Haïkous

Publié le Mis à jour le

haïkuHaïkou, telle est en effet, selon M. Sato, Japonais de haute culture, attaché à l’Institut de coopération intellectuelle, et selon nos confrères nippons, la désignation exacte de cette forme de poésie que l’on a jusqu’à présent classée en France sous le nom de haï-kaï. 

On se sent entraîné par les événements et ce n’est point là le fait d’un clerc de bonne qualité, mais qu’y faire ? Les événements de Tokio m’ont suggéré de rechercher quelques poésies héroïques qui dateraient des temps classiques. C’est un travail pour la conduite duquel il faut plus de patience que je n’en montre d’ordinaire. Songez que le choix que fit au huitième siècle Otomo Yakamochi, et qui porte sur les quatre ou cinq siècles antérieurs, ne comprend pas moins de 4.496 poésies de formes différentes, les unes fort longues. 

J’ai relu le Tanka de Manyoshù. (Le Tanka est une poésie de trente et une syllabes). Il porte sur cette fidélité qui semble faire le fond de l’âme japonaise. 

Par delà la côte sauvage.
Les vagues sont infidèles :
Mais l’infidélité jamais
M’effleurera ma pensée,
Dussé-je mourir de désir. 

Après tout, ce n’est pas très guerrier, ce ne l’est même pas du tout. Passons. 

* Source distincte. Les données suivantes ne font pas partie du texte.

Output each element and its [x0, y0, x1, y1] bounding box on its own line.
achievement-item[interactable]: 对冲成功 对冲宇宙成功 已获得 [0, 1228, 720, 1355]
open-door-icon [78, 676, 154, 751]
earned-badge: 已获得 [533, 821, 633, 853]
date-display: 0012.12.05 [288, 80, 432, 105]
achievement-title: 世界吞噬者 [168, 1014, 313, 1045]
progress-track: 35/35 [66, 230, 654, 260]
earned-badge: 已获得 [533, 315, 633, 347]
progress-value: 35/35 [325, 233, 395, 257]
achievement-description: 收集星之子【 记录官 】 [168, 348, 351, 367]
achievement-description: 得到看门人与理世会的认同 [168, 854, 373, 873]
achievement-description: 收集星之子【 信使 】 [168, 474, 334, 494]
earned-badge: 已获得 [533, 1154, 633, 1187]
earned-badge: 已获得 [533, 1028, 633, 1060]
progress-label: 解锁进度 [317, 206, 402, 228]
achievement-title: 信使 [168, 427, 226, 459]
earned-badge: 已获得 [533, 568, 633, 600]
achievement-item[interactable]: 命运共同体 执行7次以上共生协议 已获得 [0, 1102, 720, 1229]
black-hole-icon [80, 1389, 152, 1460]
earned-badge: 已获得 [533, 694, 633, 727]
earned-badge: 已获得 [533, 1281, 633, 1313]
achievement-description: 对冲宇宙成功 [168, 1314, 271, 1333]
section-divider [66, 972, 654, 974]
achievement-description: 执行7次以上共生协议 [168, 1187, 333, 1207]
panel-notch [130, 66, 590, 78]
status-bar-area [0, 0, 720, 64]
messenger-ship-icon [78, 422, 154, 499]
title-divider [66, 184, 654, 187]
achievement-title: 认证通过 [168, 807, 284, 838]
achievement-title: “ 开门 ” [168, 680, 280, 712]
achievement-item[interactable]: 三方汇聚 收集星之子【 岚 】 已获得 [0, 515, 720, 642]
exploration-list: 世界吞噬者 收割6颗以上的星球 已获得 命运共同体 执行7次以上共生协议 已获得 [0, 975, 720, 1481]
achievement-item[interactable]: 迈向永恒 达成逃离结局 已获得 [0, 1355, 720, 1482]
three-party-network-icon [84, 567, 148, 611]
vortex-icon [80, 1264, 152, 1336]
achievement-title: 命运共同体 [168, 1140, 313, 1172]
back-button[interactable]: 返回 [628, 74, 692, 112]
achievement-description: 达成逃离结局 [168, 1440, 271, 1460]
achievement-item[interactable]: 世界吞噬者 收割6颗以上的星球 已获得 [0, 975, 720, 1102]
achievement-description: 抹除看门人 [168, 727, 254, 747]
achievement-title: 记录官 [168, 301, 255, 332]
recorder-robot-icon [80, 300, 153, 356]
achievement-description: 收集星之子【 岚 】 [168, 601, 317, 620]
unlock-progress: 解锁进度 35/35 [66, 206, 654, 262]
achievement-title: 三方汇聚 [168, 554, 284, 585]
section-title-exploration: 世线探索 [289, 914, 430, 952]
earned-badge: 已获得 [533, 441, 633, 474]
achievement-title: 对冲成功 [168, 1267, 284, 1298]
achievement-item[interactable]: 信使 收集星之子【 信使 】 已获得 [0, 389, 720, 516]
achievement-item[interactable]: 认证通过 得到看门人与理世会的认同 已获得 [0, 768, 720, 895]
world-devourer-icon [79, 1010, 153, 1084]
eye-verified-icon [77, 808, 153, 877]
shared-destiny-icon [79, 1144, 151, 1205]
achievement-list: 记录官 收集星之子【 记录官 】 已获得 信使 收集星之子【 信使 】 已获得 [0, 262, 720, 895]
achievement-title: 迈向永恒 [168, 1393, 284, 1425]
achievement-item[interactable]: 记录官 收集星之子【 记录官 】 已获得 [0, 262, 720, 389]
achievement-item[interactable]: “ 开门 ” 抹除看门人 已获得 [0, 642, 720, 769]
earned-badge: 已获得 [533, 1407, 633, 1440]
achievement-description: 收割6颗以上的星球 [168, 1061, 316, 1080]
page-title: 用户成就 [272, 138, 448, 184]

Non loin d’Osaka s’élève le Yoshino; c’est une montagne couverte de cerisiers et si jolie pendant leur floraison. Mais c’est un lieu qui rappelle aussi les tristes temps de la scission entre le Sud et le Nord. Au début du quatorzième siècle, l’empereur Go Daigo, chassé de sa capitale, se retira sur le Yoshino. Le poète Shiko s’écrie : 

O mont du Yoshino
Poétique certes
Si douloureux pourtant dans le livre des guerres… 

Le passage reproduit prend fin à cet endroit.